On Solitude, and Saving a Life

A dear friend shared with me recently two beautiful works, which bear remembering, reveling, and repeating. The first is by Rainer Maria Rilke:

Therefore, dear Sir, love your solitude and try to sing out with the pain it causes you. For those who are near you are far away… and this shows that the space around you is beginning to grow vast.

Be happy about your growth, in which of course you can’t take anyone with you, and be gentle with those who stay behind; be confident and calm in front of them and don’t torment them with your doubts and don’t frighten them with your faith or joy, which they wouldn’t be able to comprehend.

Seek out some simple and true feeling of what you have in common with them, which doesn’t necessarily have to alter when you yourself change again and again; when you see them, love life in a form that is not your own and be indulgent toward those who are growing old, who are afraid of the aloneness that you trust.

And don’t expect any understanding; but believe in a love that is being stored up for you like an inheritance, and have faith that in this love there is a strength and a blessing so large that you can travel as far as you wish without having to step outside it.

The second is by Mary Oliver:

The Journey

One day you finally knew
what you had to do, and began,
though the voices around you
kept shouting
their bad advice–
though the whole house
began to tremble
and you felt the old tug
at your ankles.
“Mend my life!”
each voice cried.
But you didn’t stop.
You knew what you had to do,
though the wind pried
with its stiff fingers
at the very foundations,
though their melancholy
was terrible.
It was already late
enough, and a wild night,
and the road full of fallen
branches and stones.
But little by little,
as you left their voices behind,
the stars began to burn
through the sheets of clouds,
and there was a new voice
which you slowly
recognized as your own,
that kept you company
as you strode deeper and deeper
into the world,
determined to do
the only thing you could do–
determined to save
the only life you could save.

On first read, these pieces are about desolation, the limits of our control, the pain of growth, and the alienation of change.
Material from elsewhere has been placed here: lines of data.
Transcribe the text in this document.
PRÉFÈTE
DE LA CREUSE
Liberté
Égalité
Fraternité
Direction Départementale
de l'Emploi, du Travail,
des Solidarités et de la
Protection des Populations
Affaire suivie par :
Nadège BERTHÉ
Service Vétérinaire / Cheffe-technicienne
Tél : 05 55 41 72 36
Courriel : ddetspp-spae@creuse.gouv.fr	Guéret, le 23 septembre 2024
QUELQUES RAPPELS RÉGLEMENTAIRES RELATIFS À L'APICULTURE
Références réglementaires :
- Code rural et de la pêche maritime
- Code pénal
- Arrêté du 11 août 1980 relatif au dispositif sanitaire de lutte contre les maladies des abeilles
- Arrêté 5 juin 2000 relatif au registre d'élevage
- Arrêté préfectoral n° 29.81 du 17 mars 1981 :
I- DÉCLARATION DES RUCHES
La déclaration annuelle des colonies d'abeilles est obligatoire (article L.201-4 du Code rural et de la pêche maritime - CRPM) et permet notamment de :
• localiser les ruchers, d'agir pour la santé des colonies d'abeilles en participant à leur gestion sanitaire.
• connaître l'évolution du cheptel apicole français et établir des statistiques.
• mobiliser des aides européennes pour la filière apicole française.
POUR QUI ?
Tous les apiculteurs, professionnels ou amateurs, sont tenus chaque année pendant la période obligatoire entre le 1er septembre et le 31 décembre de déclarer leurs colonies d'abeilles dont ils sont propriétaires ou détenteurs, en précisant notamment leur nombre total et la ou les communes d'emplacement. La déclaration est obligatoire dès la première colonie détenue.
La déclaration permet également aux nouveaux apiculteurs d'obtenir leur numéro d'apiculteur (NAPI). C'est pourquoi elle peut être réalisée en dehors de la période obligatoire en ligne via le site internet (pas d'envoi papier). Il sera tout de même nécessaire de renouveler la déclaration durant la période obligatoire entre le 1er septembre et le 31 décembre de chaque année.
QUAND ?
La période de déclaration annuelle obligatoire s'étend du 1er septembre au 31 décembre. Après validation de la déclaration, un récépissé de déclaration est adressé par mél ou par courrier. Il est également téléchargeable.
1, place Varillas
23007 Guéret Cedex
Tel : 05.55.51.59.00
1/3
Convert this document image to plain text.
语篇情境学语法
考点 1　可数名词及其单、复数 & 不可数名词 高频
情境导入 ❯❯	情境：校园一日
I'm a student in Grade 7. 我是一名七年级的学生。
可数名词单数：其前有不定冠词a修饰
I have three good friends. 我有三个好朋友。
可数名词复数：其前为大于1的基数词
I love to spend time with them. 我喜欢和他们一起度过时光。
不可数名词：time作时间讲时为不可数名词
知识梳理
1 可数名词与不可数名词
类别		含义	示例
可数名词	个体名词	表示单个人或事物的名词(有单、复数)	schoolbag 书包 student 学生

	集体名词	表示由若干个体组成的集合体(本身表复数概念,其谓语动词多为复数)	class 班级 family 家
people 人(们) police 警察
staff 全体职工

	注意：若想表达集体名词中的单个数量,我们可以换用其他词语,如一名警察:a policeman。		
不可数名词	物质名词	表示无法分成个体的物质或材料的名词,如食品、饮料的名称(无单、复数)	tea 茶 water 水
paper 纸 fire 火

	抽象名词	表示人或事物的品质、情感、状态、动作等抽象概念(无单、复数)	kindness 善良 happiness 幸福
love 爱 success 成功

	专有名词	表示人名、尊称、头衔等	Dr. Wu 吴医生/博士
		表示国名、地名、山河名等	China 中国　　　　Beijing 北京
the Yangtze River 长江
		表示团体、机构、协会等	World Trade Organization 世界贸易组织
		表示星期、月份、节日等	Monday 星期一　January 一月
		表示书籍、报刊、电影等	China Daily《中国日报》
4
The language Rilke chooses to describe solitude is fascinating. “For those who are near you are far away… and this shows that the space around you is beginning to grow vast.” This sounds terrifying. It invokes the feeling you get when you look up at the stars and realize how vast the universe is, and how small you are, and life seems to zoom out at high speed until the distance renders you indistinguishable from the endless matter around you, a pinhole in an infinite tapestry. For someone who values connection and who fears invisibility, that’s some scary shit.

But, it’s also some true shit. It’s been a hard-learned lesson, but in the end, I am all I have. Others will come and go my entire life. No matter how close I am with someone, I will never fully understand him or her; even the most intimate relationships are limited by the space between our minds. In the end, no matter how entwined we try to make ourselves with other people, we are, and will always be, separate. And I will always be small. My life will only ever be but a single step in the endless march of time.

But, believe it or not, there is comfort here, in this vast space around us:

the stars began to burn
through the sheets of clouds,
and there was a new voice
which you slowly
recognized as your own,
that kept you company

You are enough. When you hear your own voice, you may be in solitude, but you are never alone. All the world, all the universe, everything you need — it all resides within you. The space between you and others? It may be vast, but it isn’t empty. If you walk through the brambles and let the pain fertilize your growth, you fill that space with you. It surrounds you, cradles you, and provides a buffer between your heart and the often cold, cruel world outside. That is the “love that is being stored up for you like an inheritance” — it is you.  And when you learn that you cannot mend your life, and you begin, instead, to mend yourself — when you begin to save the only life you have the power to save — you move forward on the journey to the love “so large that you can travel as far as you wish without having to step outside it.” And there is no safety net so strong as a love you carry with you.